Thursday, July 14, 2005



A random photo of my mom's cute cat, Otis, who is permanantly small and a little special, but very sweet and fetches a ball like a dog when he isn't hanging out in the dishwasher.





J.D. Salinger. J.D. Salinger. J.D. Salinger. J.D. Salinger.J.D. Salinger. J.D. Salinger.

No, I haven't lost my mind. Do you know that the single most googled link that brings people to my blog is one reference I made A YEAR ago to J.D. Salinger (which was really a post about Joyce Maynard, who visited Bennington last summer)? And now that I've added his name as such, I'm sure to get a fresh new onslaught of visitors. Fascinating that on a weekly basis people are searching links to J.D. Salinger. High school students doing reports on Catcher in the Rye looking for quick online bytes? College students writing comparative essays? Book lovers seeking long lost work of his, or word that he's suddenly become a socialite?

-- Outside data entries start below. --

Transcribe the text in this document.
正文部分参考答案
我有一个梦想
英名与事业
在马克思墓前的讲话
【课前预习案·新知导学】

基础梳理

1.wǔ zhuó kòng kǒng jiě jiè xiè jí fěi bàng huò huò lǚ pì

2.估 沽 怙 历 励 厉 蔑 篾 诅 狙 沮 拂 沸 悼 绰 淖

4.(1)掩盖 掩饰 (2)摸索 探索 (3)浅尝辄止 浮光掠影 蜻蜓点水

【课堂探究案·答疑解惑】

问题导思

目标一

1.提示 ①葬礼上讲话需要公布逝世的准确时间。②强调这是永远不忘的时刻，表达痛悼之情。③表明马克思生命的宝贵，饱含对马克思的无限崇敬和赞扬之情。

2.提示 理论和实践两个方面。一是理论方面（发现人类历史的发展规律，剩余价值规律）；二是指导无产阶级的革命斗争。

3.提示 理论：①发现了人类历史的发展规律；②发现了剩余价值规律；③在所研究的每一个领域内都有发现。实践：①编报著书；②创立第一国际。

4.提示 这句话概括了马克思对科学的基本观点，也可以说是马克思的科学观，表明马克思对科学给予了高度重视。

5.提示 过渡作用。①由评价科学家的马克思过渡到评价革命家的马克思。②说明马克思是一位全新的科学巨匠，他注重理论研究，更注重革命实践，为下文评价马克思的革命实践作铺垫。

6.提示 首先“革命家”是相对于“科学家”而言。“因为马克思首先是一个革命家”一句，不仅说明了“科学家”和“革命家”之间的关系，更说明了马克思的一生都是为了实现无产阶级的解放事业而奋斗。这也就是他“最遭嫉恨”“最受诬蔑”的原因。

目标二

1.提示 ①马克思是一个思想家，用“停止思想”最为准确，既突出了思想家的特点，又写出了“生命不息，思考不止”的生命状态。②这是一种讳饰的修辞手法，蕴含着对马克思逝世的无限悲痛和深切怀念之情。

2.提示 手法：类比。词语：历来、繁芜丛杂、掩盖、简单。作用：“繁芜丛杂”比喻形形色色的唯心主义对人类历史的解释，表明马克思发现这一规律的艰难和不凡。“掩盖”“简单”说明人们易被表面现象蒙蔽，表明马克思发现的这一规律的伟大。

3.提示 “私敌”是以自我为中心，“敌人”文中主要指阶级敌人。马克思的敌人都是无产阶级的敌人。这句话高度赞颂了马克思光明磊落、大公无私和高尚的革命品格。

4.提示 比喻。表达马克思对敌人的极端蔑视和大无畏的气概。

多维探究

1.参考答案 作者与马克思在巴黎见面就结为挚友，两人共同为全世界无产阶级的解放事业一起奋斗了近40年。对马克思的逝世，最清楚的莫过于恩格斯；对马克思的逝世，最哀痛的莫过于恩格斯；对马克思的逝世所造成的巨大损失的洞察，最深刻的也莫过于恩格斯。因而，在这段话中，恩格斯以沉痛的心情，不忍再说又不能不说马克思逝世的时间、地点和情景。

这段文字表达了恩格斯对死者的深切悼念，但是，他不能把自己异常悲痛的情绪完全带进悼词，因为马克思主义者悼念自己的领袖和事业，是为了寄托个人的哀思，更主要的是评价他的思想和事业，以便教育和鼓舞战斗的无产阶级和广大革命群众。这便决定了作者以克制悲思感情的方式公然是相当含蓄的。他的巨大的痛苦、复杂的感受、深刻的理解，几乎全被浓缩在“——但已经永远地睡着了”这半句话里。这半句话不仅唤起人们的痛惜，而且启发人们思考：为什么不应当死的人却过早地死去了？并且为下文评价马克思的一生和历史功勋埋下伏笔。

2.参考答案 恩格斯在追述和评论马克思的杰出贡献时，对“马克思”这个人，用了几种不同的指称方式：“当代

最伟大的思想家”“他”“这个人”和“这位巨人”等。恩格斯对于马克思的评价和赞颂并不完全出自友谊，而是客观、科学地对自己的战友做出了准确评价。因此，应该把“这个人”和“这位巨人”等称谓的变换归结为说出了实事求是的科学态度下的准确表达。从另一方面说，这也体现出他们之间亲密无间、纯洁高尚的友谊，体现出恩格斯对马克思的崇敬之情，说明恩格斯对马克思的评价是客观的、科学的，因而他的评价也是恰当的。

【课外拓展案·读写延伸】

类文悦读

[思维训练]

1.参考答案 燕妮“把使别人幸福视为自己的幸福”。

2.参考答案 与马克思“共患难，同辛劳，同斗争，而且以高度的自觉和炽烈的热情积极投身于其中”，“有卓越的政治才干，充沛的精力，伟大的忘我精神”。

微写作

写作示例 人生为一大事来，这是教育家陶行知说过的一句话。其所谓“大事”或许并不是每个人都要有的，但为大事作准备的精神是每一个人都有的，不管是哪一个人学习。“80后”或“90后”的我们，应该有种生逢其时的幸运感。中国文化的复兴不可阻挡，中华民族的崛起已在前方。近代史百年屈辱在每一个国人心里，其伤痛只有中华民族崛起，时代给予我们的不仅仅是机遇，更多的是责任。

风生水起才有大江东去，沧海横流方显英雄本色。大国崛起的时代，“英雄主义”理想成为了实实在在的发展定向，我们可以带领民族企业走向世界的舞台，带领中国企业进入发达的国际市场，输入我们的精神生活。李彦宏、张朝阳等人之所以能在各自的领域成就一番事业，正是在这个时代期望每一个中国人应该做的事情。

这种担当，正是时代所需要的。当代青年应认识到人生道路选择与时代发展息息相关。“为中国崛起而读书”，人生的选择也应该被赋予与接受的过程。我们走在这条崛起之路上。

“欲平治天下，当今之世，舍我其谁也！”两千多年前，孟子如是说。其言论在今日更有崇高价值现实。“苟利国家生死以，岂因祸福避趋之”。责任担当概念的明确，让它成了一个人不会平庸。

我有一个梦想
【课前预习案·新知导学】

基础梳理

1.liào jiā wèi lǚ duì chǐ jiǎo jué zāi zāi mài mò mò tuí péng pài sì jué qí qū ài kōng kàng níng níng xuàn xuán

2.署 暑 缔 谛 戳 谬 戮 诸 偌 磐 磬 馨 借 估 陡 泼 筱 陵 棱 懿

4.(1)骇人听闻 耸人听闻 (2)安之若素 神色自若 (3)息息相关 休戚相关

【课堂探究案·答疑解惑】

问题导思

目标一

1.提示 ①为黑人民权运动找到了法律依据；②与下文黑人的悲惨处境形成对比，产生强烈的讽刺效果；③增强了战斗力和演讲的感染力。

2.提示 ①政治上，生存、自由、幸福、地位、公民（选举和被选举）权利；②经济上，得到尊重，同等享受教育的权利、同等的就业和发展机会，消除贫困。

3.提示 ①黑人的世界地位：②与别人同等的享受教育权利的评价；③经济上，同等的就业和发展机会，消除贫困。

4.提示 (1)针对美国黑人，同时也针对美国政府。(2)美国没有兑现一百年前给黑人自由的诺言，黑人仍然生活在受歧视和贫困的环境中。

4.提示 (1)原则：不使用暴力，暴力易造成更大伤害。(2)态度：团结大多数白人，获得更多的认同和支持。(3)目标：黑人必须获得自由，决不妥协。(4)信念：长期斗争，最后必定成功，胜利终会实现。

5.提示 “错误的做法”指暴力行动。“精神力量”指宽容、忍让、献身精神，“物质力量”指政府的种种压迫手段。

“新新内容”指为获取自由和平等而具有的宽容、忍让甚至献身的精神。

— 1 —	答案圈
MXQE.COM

I have no idea. But it's rather charming. I should start peppering in other authors to see if they too are getting as much internet search action. Oh we should all be so lucky.

I am plugging along on the novel. I'm quite sure I will have a finished ROUGH draft by the end of summer at this rate. I mean, it's scary how close to the end this thing is. And then, then I have to go back through and beef up one character's storyline, up the stakes, make sure there's enough forward momentum and scenes in place where summaries are acting as placeholders right now. Oy, the writing has only barely begun. But hey, this is fun, right?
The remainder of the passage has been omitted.